Occasionally he would overhear chatter from his captors: ''What are you doing this afternoon? I'm going to see my land. How much rent are you getting ? ''

His comrade-in-arms, Wang Guilin, served an 18-month sentence for subversion. Li Zhiying, the Beijing land activist, hints at why Yu's records differ so greatly from the internet declaration and international media reports.

''I planned it all,'' Li says. ''Of course I'm sorry about their imprisonment, but I do not feel guilty. This is China, there is nothing one can do. Personal sacrifice is necessary for the state to progress. Yu Changwu and Wang Guilin may not be aware of how significant this was in Chinese history.''

The Fujin government did not reply to questions. But the Herald has obtained the Fujin Propaganda Bureau's 2008 response to questions from the central government.

''The land conflict became worse since 2007 because of the cheating and lies of overseas anti-Chinese forces and media together with illegal practitioners,'' it said. ''But we have solved most problems based on their requests and farmers were basically satisfied and social stability has been maintained.''

Activist Li Zhiying says the Fujin land saga was even used as a negative case study at the third plenum of the 17th Communist Party Congress in October 2008. President Hu Jintao had prepared the plenum to implement sweeping reforms to protect farmer's land rights, but he made little progress.

No officials involved in the Fujin dispute have been publicly disciplined.
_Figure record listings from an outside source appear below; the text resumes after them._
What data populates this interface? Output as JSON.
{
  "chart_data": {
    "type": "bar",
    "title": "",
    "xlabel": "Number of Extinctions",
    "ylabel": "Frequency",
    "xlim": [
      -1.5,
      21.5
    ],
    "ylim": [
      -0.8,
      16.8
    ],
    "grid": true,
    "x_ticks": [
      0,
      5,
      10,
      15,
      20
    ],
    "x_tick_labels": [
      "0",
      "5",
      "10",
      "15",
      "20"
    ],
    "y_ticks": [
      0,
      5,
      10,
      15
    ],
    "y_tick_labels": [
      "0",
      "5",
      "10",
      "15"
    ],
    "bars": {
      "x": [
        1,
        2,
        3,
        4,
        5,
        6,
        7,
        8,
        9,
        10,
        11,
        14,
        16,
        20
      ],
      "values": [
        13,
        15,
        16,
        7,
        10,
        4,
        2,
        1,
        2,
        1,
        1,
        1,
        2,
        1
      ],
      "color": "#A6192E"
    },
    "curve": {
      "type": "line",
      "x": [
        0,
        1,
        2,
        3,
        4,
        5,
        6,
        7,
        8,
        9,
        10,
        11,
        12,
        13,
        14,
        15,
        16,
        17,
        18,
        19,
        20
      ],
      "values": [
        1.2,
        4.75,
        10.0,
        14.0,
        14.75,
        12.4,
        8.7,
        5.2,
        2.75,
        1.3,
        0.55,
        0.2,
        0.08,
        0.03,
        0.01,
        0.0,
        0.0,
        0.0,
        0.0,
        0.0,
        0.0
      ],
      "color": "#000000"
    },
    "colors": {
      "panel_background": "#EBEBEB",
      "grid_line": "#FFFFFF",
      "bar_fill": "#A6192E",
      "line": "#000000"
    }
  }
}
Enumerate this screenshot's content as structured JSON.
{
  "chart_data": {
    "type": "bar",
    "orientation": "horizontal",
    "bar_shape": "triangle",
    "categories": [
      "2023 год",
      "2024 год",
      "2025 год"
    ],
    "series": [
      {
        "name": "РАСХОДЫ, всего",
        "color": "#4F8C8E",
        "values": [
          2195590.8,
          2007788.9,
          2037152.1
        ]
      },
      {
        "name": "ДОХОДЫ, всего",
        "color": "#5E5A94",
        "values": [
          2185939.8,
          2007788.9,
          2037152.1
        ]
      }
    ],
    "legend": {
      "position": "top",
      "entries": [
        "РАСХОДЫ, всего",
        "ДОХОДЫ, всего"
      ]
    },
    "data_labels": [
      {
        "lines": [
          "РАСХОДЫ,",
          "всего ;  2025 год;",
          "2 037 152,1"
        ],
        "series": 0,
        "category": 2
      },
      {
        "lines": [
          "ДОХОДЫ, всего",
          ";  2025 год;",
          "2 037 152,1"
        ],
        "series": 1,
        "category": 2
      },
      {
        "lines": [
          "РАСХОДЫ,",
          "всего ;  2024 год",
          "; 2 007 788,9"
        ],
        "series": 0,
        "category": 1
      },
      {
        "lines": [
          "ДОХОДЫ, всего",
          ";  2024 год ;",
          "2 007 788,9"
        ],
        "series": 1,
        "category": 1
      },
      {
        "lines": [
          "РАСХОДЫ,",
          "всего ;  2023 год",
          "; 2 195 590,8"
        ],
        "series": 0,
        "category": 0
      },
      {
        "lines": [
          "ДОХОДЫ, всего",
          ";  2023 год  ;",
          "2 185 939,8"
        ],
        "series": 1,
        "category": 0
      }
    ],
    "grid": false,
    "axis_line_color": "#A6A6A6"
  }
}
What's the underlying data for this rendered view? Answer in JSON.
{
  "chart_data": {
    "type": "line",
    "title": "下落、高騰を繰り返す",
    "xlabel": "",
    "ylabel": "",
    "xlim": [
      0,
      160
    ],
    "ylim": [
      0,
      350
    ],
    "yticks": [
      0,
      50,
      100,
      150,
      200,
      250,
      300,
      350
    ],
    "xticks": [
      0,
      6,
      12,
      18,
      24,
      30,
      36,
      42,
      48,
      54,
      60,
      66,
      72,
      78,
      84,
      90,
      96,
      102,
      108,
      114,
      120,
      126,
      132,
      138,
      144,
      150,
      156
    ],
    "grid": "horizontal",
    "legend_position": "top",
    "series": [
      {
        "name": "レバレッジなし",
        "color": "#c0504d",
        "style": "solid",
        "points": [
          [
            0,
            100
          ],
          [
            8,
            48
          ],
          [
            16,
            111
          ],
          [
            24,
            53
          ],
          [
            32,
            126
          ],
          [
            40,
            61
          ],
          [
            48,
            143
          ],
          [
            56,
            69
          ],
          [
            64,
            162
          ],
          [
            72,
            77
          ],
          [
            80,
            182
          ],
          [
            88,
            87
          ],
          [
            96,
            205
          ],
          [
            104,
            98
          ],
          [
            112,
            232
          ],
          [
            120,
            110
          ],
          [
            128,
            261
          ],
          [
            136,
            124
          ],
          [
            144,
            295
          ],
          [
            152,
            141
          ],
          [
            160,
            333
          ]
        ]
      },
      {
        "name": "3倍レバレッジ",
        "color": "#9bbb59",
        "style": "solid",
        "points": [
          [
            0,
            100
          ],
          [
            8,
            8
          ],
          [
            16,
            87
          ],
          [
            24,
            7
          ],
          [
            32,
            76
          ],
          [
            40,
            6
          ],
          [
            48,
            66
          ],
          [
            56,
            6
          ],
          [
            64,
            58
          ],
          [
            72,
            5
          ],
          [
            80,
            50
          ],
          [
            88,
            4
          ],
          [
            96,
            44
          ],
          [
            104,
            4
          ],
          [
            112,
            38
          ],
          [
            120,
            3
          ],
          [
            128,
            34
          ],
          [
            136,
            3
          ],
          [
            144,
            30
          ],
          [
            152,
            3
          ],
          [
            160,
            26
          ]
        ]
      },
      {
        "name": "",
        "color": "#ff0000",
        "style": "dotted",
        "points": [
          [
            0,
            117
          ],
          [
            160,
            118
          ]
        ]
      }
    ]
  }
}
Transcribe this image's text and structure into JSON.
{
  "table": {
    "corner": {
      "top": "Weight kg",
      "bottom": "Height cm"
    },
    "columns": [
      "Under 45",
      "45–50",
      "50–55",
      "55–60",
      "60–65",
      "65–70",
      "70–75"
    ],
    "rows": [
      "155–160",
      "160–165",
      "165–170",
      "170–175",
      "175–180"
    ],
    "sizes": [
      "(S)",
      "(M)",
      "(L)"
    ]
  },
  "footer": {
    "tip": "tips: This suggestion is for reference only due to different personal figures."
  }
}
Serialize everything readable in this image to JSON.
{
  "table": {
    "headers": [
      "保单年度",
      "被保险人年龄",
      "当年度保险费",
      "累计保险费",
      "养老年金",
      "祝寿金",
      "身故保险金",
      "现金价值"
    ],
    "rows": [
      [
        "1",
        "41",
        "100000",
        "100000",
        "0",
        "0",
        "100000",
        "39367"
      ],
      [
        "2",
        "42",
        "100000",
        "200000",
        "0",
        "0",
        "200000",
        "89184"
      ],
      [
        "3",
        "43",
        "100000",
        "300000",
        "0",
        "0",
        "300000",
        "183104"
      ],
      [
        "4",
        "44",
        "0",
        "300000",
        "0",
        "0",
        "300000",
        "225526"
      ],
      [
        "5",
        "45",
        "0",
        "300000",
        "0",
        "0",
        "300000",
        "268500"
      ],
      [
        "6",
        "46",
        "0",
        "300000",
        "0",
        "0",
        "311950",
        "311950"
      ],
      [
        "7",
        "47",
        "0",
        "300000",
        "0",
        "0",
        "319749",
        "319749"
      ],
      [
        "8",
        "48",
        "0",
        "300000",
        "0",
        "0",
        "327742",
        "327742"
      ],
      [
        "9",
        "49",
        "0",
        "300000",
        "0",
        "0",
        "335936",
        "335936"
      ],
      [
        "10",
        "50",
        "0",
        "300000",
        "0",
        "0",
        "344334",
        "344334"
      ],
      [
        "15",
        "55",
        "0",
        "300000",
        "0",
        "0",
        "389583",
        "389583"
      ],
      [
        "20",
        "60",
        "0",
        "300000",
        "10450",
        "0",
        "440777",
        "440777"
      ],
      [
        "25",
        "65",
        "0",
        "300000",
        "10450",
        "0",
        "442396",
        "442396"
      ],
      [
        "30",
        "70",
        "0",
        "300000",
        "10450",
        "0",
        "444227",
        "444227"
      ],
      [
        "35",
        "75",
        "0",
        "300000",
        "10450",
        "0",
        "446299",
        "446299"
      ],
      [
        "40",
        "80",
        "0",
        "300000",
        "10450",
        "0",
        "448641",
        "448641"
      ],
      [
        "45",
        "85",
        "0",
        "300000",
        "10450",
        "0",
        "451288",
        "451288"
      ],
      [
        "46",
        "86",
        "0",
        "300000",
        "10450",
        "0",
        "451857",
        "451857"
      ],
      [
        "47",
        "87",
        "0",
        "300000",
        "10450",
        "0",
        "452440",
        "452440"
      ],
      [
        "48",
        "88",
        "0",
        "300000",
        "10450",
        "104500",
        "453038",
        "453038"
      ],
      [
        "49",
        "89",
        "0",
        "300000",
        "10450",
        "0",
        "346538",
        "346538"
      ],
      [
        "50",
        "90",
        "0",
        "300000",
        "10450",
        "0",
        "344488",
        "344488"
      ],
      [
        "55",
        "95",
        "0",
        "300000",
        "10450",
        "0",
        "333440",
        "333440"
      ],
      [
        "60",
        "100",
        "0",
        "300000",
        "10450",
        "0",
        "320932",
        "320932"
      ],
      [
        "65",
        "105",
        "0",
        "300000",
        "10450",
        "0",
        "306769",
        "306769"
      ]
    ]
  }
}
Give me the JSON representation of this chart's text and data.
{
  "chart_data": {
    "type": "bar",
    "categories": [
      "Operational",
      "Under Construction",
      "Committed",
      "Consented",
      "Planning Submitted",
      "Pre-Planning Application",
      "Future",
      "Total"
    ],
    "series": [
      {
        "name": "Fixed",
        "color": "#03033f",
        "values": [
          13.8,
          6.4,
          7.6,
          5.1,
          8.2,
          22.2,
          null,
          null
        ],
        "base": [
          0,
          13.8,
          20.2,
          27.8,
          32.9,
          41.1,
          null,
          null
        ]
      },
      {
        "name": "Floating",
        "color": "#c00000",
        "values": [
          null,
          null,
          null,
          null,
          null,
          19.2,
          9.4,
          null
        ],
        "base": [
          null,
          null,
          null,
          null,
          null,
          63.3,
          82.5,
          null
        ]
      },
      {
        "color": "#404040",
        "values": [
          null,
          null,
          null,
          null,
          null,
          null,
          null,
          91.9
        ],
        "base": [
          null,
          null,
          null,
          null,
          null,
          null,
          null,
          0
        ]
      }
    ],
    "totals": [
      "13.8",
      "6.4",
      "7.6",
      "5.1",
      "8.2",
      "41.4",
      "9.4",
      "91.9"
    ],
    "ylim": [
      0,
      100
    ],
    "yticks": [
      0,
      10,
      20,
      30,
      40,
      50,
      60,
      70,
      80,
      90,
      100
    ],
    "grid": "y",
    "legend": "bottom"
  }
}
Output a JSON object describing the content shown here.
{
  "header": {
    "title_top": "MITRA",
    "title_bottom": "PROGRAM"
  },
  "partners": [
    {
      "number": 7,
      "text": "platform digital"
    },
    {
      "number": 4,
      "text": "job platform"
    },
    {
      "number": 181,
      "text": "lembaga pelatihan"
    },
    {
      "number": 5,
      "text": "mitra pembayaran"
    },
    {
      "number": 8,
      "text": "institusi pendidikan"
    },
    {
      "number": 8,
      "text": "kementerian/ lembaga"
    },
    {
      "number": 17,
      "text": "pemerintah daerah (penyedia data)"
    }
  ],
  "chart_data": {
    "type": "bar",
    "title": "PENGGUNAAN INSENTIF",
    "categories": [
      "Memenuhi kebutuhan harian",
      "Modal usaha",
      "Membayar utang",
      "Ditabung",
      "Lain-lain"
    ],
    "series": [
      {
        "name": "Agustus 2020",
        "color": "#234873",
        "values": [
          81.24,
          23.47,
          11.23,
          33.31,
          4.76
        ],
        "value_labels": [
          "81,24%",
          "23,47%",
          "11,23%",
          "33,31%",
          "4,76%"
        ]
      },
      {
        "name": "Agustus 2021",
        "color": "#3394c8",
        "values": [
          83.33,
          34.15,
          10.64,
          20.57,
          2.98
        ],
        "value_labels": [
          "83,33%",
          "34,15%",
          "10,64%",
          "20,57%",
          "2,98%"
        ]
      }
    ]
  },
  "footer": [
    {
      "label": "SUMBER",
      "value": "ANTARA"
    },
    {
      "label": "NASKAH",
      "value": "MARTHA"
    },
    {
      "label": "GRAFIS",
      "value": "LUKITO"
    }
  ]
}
Many have been promoted.

In March last year 400 farmers at Changchunlin, Wang Guilin's village, attempted to replicate the earlier land redistribution, but they were attacked by 100 police and ''black society'' gangs, according to witnesses.

Yu and Wang Guiln were both released in June last year. Fifteen years of fighting for their land and dignity has taken a toll. ''Wang Guilin was bought off by the government,'' Yu says. ''They gave him 20 hectares. They offered me 50.''

Yu refused. He won't accept anything other than the return of all the village land. The farmers who once rallied to Yu's support still have only half their land, but they are wearying. ''I no longer have the influence in my village to organise anything like dividing land again,'' Yu says.

Hi mother, in the now-booming city of Yantai, is 84. Yu hasn't seen her since he left the army 30 years ago. At first Yu couldn't afford the train fare home. But since starting his epic struggle he can't bear to go home with nothing but 700,000 yuan in debts to show for it. He's counting on this story being brought to the attention of Premier Wen Jiabao.

''I'll go back when I succeed,'' Yu says.